Wie man das Dilemma im Rahmen einer deutschen Suizidhilferegeung vielleicht gesetztlich lösen könnte, hat der Humanistische Verband ja in der Broschüre "Am Ende des Weges" vorgeschlagen.
Bestge Grüße
Gita Neumann
Edgar Dahl am Permanenter Link
Liebe Gita,
entschuldige bitte. Meine Antwort war keineswegs so scharf gemeint, wie sie vielleicht angekommen ist. Ich habe noch einmal Deine Broschüre "Am Ende des Lebens" gelesen und stimme mit allem überein, was Du darin sagst.
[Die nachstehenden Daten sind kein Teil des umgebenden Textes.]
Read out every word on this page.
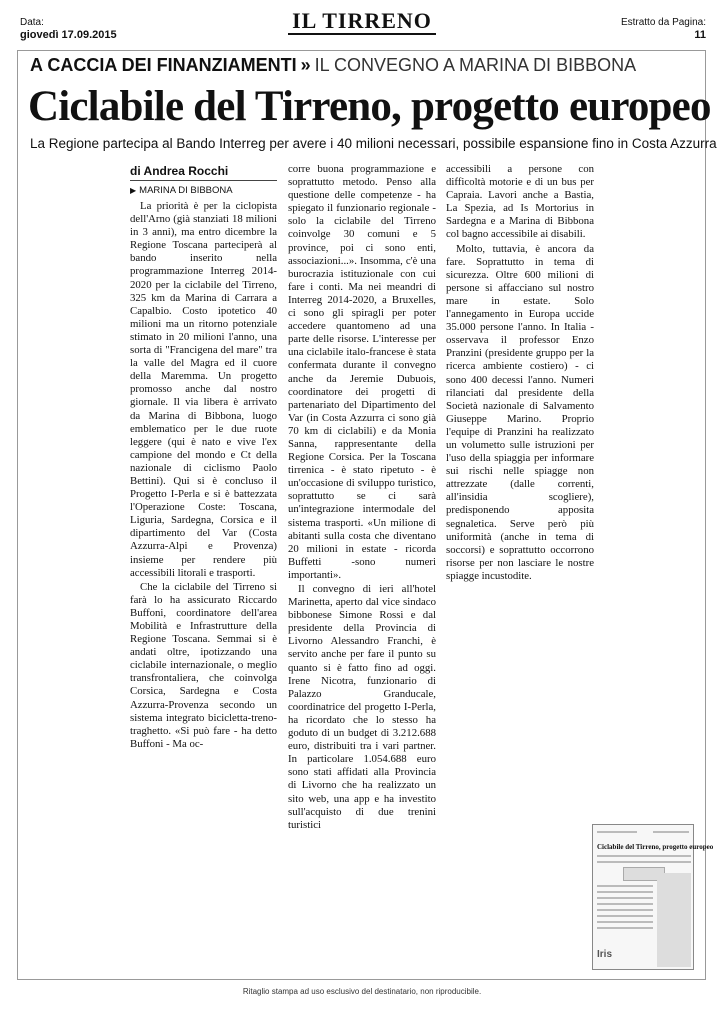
Data:
giovedì 17.09.2015
IL TIRRENO	Estratto da Pagina:
11
A CACCIA DEI FINANZIAMENTI » IL CONVEGNO A MARINA DI BIBBONA
Ciclabile del Tirreno, progetto europeo
La Regione partecipa al Bando Interreg per avere i 40 milioni necessari, possibile espansione fino in Costa Azzurra
di Andrea Rocchi
▶ MARINA DI BIBBONA

La priorità è per la ciclopista dell'Arno (già stanziati 18 milioni in 3 anni), ma entro dicembre la Regione Toscana parteciperà al bando inserito nella programmazione Interreg 2014-2020 per la ciclabile del Tirreno, 325 km da Marina di Carrara a Capalbio. Costo ipotetico 40 milioni ma un ritorno potenziale stimato in 20 milioni l'anno, una sorta di "Francigena del mare" tra la valle del Magra ed il cuore della Maremma. Un progetto promosso anche dal nostro giornale. Il via libera è arrivato da Marina di Bibbona, luogo emblematico per le due ruote leggere (qui è nato e vive l'ex campione del mondo e Ct della nazionale di ciclismo Paolo Bettini). Qui si è concluso il Progetto I-Perla e si è battezzata l'Operazione Coste: Toscana, Liguria, Sardegna, Corsica e il dipartimento del Var (Costa Azzurra-Alpi e Provenza) insieme per rendere più accessibili litorali e trasporti.

Che la ciclabile del Tirreno si farà lo ha assicurato Riccardo Buffoni, coordinatore dell'area Mobilità e Infrastrutture della Regione Toscana. Semmai si è andati oltre, ipotizzando una ciclabile internazionale, o meglio transfrontaliera, che coinvolga Corsica, Sardegna e Costa Azzurra-Provenza secondo un sistema integrato bicicletta-treno-traghetto. «Si può fare - ha detto Buffoni - Ma oc-

corre buona programmazione e soprattutto metodo. Penso alla questione delle competenze - ha spiegato il funzionario regionale - solo la ciclabile del Tirreno coinvolge 30 comuni e 5 province, poi ci sono enti, associazioni...». Insomma, c'è una burocrazia istituzionale con cui fare i conti. Ma nei meandri di Interreg 2014-2020, a Bruxelles, ci sono gli spiragli per poter accedere quantomeno ad una parte delle risorse. L'interesse per una ciclabile italo-francese è stata confermata durante il convegno anche da Jeremie Dubuois, coordinatore dei progetti di partenariato del Dipartimento del Var (in Costa Azzurra ci sono già 70 km di ciclabili) e da Monia Sanna, rappresentante della Regione Corsica. Per la Toscana tirrenica - è stato ripetuto - è un'occasione di sviluppo turistico, soprattutto se ci sarà un'integrazione intermodale del sistema trasporti. «Un milione di abitanti sulla costa che diventano 20 milioni in estate - ricorda Buffetti -sono numeri importanti».

Il convegno di ieri all'hotel Marinetta, aperto dal vice sindaco bibbonese Simone Rossi e dal presidente della Provincia di Livorno Alessandro Franchi, è servito anche per fare il punto su quanto si è fatto fino ad oggi. Irene Nicotra, funzionario di Palazzo Granducale, coordinatrice del progetto I-Perla, ha ricordato che lo stesso ha goduto di un budget di 3.212.688 euro, distribuiti tra i vari partner. In particolare 1.054.688 euro sono stati affidati alla Provincia di Livorno che ha realizzato un sito web, una app e ha investito sull'acquisto di due trenini turistici

accessibili a persone con difficoltà motorie e di un bus per Capraia. Lavori anche a Bastia, La Spezia, ad Is Mortorius in Sardegna e a Marina di Bibbona col bagno accessibile ai disabili.

Molto, tuttavia, è ancora da fare. Soprattutto in tema di sicurezza. Oltre 600 milioni di persone si affacciano sul nostro mare in estate. Solo l'annegamento in Europa uccide 35.000 persone l'anno. In Italia - osservava il professor Enzo Pranzini (presidente gruppo per la ricerca ambiente costiero) - ci sono 400 decessi l'anno. Numeri rilanciati dal presidente della Società nazionale di Salvamento Giuseppe Marino. Proprio l'equipe di Pranzini ha realizzato un volumetto sulle istruzioni per l'uso della spiaggia per informare sui rischi nelle spiagge non attrezzate (dalle correnti, all'insidia scogliere), predisponendo apposita segnaletica. Serve però più uniformità (anche in tema di soccorsi) e soprattutto occorrono risorse per non lasciare le nostre spiagge incustodite.

Ciclabile del Tirreno, progetto europeo
Iris
Ritaglio stampa ad uso esclusivo del destinatario, non riproducibile.
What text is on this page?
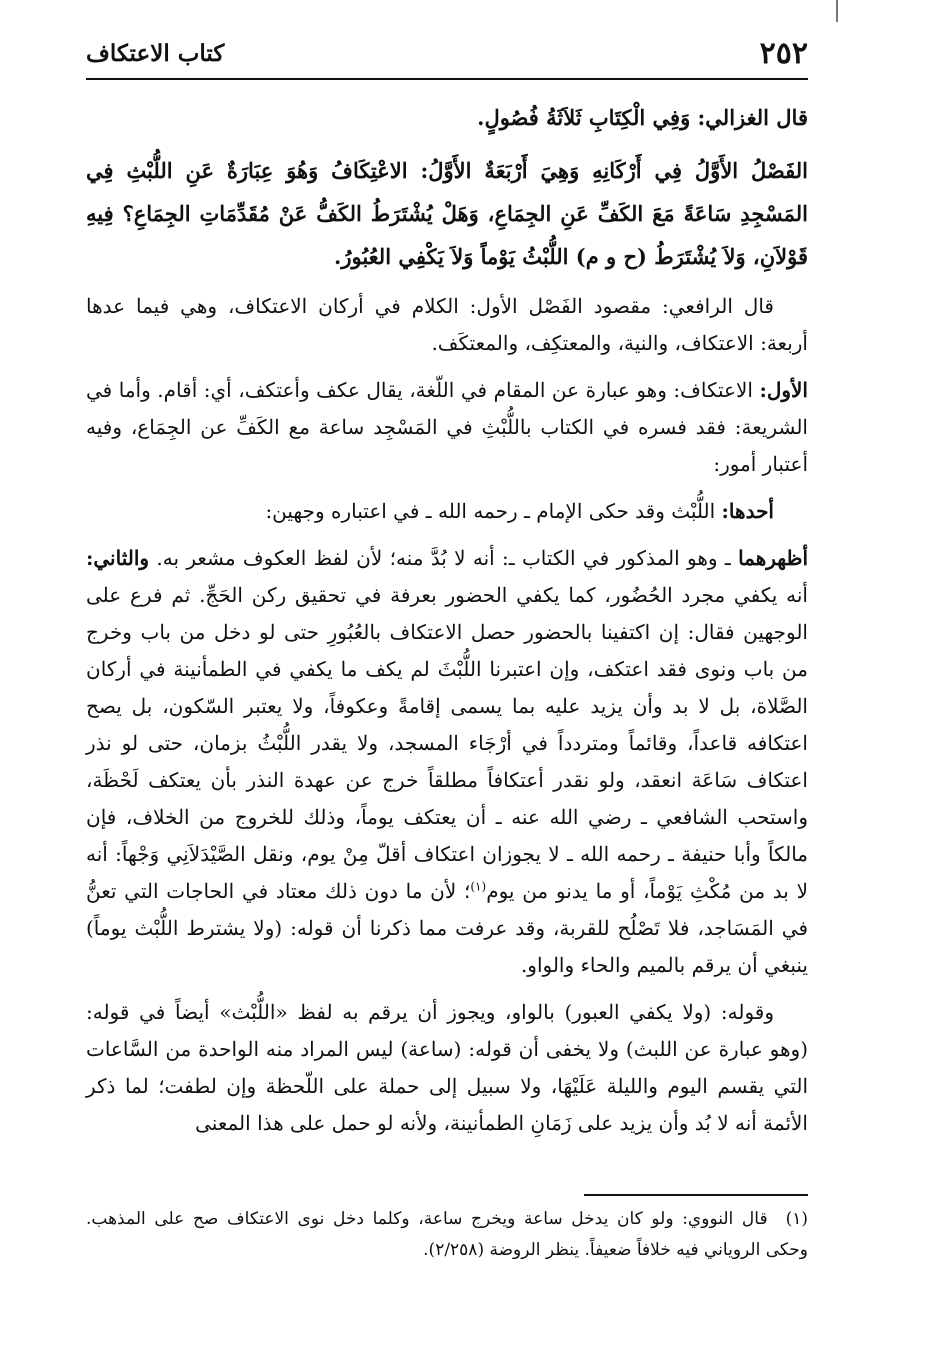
٢٥٢
كتاب الاعتكاف

قال الغزالي: وَفِي الْكِتَابِ ثَلاَثَةُ فُصُولٍ.

الفَصْلُ الأَوَّلُ فِي أَرْكَانِهِ وَهِيَ أَرْبَعَةٌ الأَوَّلُ: الاعْتِكَافُ وَهُوَ عِبَارَةٌ عَنِ اللُّبْثِ فِي المَسْجِدِ سَاعَةً مَعَ الكَفِّ عَنِ الجِمَاعِ، وَهَلْ يُشْتَرَطُ الكَفُّ عَنْ مُقَدِّمَاتِ الجِمَاعِ؟ فِيهِ قَوْلاَنِ، وَلاَ يُشْتَرَطُ (ح و م) اللُّبْثُ يَوْماً وَلاَ يَكْفِي العُبُورُ.

قال الرافعي: مقصود الفَصْل الأول: الكلام في أركان الاعتكاف، وهي فيما عدها أربعة: الاعتكاف، والنية، والمعتكِف، والمعتكَف.

الأول: الاعتكاف: وهو عبارة عن المقام في اللّغة، يقال عكف وأعتكف، أي: أقام. وأما في الشريعة: فقد فسره في الكتاب باللُّبْثِ في المَسْجِد ساعة مع الكَفِّ عن الجِمَاع، وفيه أعتبار أمور:

أحدها: اللُّبْث وقد حكى الإمام ـ رحمه الله ـ في اعتباره وجهين:

أظهرهما ـ وهو المذكور في الكتاب ـ: أنه لا بُدَّ منه؛ لأن لفظ العكوف مشعر به. والثاني: أنه يكفي مجرد الحُضُور، كما يكفي الحضور بعرفة في تحقيق ركن الحَجِّ. ثم فرع على الوجهين فقال: إن اكتفينا بالحضور حصل الاعتكاف بالعُبُورِ حتى لو دخل من باب وخرج من باب ونوى فقد اعتكف، وإن اعتبرنا اللُّبْثَ لم يكف ما يكفي في الطمأنينة في أركان الصَّلاة، بل لا بد وأن يزيد عليه بما يسمى إقامةً وعكوفاً، ولا يعتبر السّكون، بل يصح اعتكافه قاعداً، وقائماً ومتردداً في أرْجَاء المسجد، ولا يقدر اللُّبْثُ بزمان، حتى لو نذر اعتكاف سَاعَة انعقد، ولو نقدر أعتكافاً مطلقاً خرج عن عهدة النذر بأن يعتكف لَحْظَة، واستحب الشافعي ـ رضي الله عنه ـ أن يعتكف يوماً، وذلك للخروج من الخلاف، فإن مالكاً وأبا حنيفة ـ رحمه الله ـ لا يجوزان اعتكاف أقلّ مِنْ يوم، ونقل الصَّيْدَلاَنِي وَجْهاً: أنه لا بد من مُكْثِ يَوْماً، أو ما يدنو من يوم$^{(١)}$؛ لأن ما دون ذلك معتاد في الحاجات التي تعنُّ في المَسَاجد، فلا تَصْلُح للقربة، وقد عرفت مما ذكرنا أن قوله: (ولا يشترط اللُّبْث يوماً) ينبغي أن يرقم بالميم والحاء والواو.

وقوله: (ولا يكفي العبور) بالواو، ويجوز أن يرقم به لفظ «اللُّبْث» أيضاً في قوله: (وهو عبارة عن اللبث) ولا يخفى أن قوله: (ساعة) ليس المراد منه الواحدة من السَّاعات التي يقسم اليوم والليلة عَلَيْهَا، ولا سبيل إلى حملة على اللّحظة وإن لطفت؛ لما ذكر الأئمة أنه لا بُد وأن يزيد على زَمَانِ الطمأنينة، ولأنه لو حمل على هذا المعنى

(١)قال النووي: ولو كان يدخل ساعة ويخرج ساعة، وكلما دخل نوى الاعتكاف صح على المذهب. وحكى الروياني فيه خلافاً ضعيفاً. ينظر الروضة (٢/٢٥٨).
Vor allem fand ich wichtig, dass Du noch einmal die Notwendigkeit betont hast, Ärzten das Verschreiben von Natriumpentobarbital zu ermöglichen.
Bis zum 3. Juni!
Herzlichst
Edgar
Edgar Dahl am Permanenter Link
Der Hauptgrund dafür, dass es in Deutschland keine ärztliche Praxis der Freitodhilfe gibt, ist keineswegs die "Sprachlosigkeit", sondern die Rechtsunsicherheit.